Sharma Sheena, Kogan Clark, Varma Manthena V S, Prasad Bhagwat
Department of Pharmaceutical Sciences, Washington State University, Spokane, WA, USA.
Center for Interdisciplinary Statistical Education and Research (CISER), Washington State University, Pullman, WA, USA.

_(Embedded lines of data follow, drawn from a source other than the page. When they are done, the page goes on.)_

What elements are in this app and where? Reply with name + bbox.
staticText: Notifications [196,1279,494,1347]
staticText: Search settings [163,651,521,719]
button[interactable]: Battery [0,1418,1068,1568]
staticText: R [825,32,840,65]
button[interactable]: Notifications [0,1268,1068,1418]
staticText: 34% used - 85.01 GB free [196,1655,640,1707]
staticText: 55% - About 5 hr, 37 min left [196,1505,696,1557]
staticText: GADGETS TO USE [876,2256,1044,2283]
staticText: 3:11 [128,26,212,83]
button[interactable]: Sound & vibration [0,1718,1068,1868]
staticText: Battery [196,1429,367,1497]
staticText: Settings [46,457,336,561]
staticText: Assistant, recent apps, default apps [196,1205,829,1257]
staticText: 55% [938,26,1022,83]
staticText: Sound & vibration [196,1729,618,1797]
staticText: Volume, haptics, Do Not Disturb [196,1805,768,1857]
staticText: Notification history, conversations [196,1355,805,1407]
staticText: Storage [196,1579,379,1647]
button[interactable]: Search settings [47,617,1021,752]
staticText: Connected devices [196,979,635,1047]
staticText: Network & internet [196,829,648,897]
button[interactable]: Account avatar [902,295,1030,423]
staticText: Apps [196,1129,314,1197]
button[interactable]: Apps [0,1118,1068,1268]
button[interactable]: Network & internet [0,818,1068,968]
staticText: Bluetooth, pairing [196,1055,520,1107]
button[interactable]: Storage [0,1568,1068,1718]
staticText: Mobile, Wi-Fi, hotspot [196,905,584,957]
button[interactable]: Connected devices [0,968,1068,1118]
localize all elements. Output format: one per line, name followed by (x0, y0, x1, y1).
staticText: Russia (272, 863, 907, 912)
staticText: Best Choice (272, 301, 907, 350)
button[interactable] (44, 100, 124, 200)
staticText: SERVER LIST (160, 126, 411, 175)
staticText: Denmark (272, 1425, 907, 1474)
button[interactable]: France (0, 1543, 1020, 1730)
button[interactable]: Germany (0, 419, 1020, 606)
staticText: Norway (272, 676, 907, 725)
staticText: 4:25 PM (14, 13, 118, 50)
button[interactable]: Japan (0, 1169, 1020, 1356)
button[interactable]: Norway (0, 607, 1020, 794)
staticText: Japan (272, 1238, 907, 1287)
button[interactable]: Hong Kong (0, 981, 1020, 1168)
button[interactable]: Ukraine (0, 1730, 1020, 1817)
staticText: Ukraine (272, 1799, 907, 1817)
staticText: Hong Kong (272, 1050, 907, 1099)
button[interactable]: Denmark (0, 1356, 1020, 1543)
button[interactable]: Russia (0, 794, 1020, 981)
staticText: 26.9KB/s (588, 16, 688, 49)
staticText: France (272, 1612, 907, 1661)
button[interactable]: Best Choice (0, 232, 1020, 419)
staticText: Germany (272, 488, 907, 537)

Drug Metab Pharmacokinet. 2023 Dec;53:100518. doi: 10.1016/j.dmpk.2023.100518. Epub 2023 Jun 12.
The effect of food on oral drug absorption is determined by the complex interplay among gut physiological factors and drug properties. The currently used dissolution testing and classification systems (biopharmaceutics classification system, BCS or biopharmaceutics drug disposition classification system, BDDCS) do not account for dynamic changes in gastrointestinal physiology caused by food intake. This study aimed to identify key drug properties that influence food effect (FE) using supervised machine learning approaches. The analysis showed that drugs with high logP, dose number, and extraction ratio have a higher probability of positive FE, while drugs with low permeability and high efflux saturation index have a greater likelihood of negative FE. Weakly acidic drugs also showed a greater probability of positive FE, particularly at pKa >4.3. The importance of drug properties in predicting FE was ranked as logP, dose number, extraction ratio, pKa, and permeability. The accuracy of FE prediction using the models was compared with BCS and extended clearance classification system (ECCS). Overall, the likelihood or magnitude of FE depends on physiological changes to food intake such as altered bile acid secretion rate, intestinal metabolism, transport kinetics, and gastric emptying time, which should be considered along with drug properties (e.g., solubility, logP, and ionization) in predicting FE of orally administered drugs.
食物对口服药物吸收的影响取决于肠道生理因素和药物性质之间复杂的相互作用。目前使用的溶出度测试和分类系统(生物药剂学分类系统,BCS或生物药剂学药物处置分类系统,BDDCS)并未考虑食物摄入引起的胃肠道生理动态变化。本研究旨在使用监督机器学习方法识别影响食物效应(FE)的关键药物性质。分析表明,具有高logP、剂量数和提取率的药物具有更高的阳性FE概率,而具有低渗透性和高外排饱和指数的药物具有更大的阴性FE可能性。弱酸性药物也显示出更高的阳性FE概率,尤其是在pKa>4.3时。预测FE时药物性质的重要性排序为logP、剂量数、提取率、pKa和渗透性。使用这些模型预测FE的准确性与BCS和扩展清除率分类系统(ECCS)进行了比较。总体而言,FE的可能性或程度取决于食物摄入引起的生理变化,如胆汁酸分泌率改变、肠道代谢、转运动力学和胃排空时间,在预测口服药物的FE时,应将这些因素与药物性质(如溶解度、logP和离子化)一并考虑。